Perilaku seperti ini membantu membangun lingkungan yang lebih positif dan penuh kepercayaan.

9. Mereka Membuat Orang Lain Merasa Dihargai

Mungkin inilah ciri yang paling menonjol dari orang yang benar-benar ramah. Setelah berbicara dengan mereka, orang lain sering merasa lebih baik daripada sebelumnya. Bukan karena mendapatkan hadiah atau bantuan besar, tetapi karena merasa dihargai sebagai manusia.

Mereka tidak memotong pembicaraan, tidak meremehkan pendapat orang lain, serta memberikan perhatian penuh selama berinteraksi.

Dalam psikologi, kebutuhan untuk dihargai merupakan salah satu kebutuhan dasar manusia. Ketika seseorang merasa dihormati, hubungan sosial akan berkembang lebih sehat dan lebih kuat.

Mengapa Keramahan Sangat Penting?

Keramahan bukan sekadar sifat bawaan. Banyak penelitian menunjukkan bahwa kebiasaan-kebiasaan kecil dapat dilatih hingga menjadi bagian dari kepribadian seseorang.

Orang yang ramah cenderung memiliki hubungan sosial yang lebih baik, tingkat stres yang lebih rendah, dan lebih mudah membangun kepercayaan dalam lingkungan kerja maupun kehidupan pribadi.

Selain itu, sikap ramah sering kali menular. Ketika seseorang diperlakukan dengan baik, ia memiliki kecenderungan untuk memperlakukan orang lain dengan cara yang sama. Efek berantai ini mampu menciptakan lingkungan yang lebih positif bagi semua orang.

Baca Juga: Bukan Disiplin Kaku, Ini 9 Kebiasaan Pagi yang Tingkatkan Produktivitas Menurut Psikologi

Penutup

Menjadi pribadi yang ramah tidak berarti harus selalu menyenangkan semua orang atau mengorbankan diri sendiri. Keramahan sejati justru terlihat dari kebiasaan-kebiasaan kecil yang dilakukan secara tulus tanpa mengharapkan imbalan.

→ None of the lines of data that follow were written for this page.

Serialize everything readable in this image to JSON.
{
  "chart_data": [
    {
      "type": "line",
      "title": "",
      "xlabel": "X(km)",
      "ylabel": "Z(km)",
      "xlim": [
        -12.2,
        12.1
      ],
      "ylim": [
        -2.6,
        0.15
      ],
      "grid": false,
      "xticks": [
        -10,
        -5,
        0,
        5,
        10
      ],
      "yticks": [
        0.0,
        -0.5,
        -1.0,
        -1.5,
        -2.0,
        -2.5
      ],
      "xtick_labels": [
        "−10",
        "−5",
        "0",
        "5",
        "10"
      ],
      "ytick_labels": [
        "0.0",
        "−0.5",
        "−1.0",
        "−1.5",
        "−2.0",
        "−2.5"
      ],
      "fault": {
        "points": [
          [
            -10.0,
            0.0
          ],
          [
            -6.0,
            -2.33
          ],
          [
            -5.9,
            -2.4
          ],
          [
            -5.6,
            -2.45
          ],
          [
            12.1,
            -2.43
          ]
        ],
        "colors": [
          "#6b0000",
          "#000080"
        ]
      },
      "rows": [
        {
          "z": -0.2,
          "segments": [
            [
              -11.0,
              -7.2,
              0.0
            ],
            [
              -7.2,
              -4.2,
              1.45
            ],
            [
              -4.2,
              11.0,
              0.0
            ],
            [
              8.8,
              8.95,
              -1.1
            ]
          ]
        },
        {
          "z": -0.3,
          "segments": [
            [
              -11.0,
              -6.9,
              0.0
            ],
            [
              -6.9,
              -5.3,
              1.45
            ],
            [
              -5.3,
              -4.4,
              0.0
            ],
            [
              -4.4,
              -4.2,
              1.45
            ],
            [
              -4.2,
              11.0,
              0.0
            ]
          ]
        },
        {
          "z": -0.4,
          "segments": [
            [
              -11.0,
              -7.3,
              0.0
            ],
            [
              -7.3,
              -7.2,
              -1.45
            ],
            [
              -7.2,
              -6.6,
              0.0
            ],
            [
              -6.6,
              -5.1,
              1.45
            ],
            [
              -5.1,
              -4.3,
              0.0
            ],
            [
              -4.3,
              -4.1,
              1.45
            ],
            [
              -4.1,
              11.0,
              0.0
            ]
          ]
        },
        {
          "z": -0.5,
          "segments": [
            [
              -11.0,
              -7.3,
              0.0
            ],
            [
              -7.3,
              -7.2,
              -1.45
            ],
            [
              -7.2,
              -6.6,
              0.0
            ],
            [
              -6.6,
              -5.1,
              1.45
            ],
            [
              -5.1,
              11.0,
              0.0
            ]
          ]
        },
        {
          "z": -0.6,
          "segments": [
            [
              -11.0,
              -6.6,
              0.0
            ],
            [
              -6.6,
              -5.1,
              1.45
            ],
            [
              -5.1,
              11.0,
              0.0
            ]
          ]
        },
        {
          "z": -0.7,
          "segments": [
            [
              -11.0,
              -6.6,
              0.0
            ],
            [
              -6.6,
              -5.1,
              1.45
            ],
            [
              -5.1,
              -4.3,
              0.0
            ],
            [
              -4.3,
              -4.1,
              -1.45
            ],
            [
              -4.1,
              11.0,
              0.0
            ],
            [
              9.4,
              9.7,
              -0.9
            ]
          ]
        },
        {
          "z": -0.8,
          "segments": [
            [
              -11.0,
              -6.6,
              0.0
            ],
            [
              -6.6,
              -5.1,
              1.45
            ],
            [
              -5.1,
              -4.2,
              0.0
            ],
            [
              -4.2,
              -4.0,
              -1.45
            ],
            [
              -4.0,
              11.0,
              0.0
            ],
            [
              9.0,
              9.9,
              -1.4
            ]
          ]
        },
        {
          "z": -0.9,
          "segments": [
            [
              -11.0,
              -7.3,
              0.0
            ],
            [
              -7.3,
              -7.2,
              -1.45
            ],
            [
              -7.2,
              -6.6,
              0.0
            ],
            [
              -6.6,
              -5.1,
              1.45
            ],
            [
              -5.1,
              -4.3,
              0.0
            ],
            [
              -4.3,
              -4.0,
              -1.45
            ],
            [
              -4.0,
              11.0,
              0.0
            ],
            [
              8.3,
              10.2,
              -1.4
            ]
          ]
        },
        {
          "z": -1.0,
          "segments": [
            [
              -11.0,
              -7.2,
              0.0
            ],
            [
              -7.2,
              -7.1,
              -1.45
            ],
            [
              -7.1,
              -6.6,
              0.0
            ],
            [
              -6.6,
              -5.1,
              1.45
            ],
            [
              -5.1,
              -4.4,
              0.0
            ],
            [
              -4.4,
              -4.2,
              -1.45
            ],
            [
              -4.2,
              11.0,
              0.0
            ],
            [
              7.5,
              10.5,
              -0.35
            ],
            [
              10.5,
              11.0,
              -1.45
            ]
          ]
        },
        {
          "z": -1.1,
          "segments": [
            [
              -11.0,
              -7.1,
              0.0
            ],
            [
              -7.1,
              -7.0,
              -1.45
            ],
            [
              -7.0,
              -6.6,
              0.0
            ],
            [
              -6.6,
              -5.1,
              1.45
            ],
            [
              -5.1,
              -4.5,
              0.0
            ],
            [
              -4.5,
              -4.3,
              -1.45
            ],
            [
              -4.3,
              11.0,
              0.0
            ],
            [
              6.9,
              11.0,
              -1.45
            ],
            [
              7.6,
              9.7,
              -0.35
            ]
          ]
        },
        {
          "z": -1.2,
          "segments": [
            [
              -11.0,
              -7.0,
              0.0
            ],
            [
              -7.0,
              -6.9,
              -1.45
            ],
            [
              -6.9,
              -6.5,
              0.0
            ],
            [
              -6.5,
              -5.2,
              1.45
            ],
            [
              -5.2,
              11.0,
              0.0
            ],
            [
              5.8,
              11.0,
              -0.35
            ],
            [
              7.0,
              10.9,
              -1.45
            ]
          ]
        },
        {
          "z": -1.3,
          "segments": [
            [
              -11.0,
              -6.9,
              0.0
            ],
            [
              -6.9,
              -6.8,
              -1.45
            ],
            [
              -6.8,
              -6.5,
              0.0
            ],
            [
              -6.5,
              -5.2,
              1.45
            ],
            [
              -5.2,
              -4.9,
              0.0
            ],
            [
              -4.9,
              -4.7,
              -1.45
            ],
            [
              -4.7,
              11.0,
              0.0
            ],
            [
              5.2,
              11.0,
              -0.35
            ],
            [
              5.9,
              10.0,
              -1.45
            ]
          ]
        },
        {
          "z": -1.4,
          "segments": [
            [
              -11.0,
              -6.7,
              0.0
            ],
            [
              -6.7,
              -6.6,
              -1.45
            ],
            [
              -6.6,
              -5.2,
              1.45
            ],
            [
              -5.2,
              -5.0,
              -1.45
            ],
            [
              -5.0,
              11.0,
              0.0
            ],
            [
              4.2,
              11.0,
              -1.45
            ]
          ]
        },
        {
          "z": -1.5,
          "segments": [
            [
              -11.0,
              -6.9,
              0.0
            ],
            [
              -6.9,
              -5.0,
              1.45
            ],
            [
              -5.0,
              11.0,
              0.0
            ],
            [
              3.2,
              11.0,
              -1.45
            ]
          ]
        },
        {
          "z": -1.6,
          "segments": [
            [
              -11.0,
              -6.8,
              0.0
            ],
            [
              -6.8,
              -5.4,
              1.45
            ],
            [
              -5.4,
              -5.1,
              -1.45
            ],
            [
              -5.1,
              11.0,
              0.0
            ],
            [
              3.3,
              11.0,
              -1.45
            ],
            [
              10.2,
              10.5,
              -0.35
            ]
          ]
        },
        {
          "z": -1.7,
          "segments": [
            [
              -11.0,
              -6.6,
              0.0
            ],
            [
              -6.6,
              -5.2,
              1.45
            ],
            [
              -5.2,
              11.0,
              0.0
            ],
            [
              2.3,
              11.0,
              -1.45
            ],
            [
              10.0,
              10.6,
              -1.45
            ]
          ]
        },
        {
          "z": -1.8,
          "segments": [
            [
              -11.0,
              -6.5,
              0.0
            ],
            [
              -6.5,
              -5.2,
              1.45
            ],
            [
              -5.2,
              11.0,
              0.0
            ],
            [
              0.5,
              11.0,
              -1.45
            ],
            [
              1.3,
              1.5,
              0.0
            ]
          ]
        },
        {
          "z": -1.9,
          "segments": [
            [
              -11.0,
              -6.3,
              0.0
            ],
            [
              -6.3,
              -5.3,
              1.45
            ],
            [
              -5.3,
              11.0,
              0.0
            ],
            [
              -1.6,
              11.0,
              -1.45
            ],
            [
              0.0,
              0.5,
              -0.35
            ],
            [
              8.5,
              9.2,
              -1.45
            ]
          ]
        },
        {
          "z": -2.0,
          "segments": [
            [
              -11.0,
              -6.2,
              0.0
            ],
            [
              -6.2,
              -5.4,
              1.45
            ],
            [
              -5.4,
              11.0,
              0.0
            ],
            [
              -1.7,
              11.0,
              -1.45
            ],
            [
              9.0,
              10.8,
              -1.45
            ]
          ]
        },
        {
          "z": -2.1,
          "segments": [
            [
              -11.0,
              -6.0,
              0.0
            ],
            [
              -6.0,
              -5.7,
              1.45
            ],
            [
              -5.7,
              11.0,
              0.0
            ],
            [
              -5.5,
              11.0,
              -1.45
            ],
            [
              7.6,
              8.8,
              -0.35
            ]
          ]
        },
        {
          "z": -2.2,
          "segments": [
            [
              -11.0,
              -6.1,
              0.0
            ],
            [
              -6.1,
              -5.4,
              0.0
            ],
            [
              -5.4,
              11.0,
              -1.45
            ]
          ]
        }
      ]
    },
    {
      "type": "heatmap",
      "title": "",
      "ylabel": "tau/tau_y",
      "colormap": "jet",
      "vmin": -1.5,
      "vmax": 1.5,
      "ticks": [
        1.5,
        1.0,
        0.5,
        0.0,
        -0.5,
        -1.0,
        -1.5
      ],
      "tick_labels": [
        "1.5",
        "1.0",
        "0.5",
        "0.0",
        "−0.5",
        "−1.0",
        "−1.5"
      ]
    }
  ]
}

Mulai dari memberikan senyuman, mendengarkan dengan penuh perhatian, mengingat hal-hal kecil, hingga membuat orang lain merasa dihargai, semuanya menunjukkan bahwa kepedulian sering kali hadir dalam tindakan sederhana.

Pada akhirnya, bukan tindakan besar yang paling diingat orang, melainkan bagaimana kita membuat mereka merasa. Dan sering kali, perasaan itu lahir dari hal-hal kecil yang dilakukan secara konsisten setiap hari.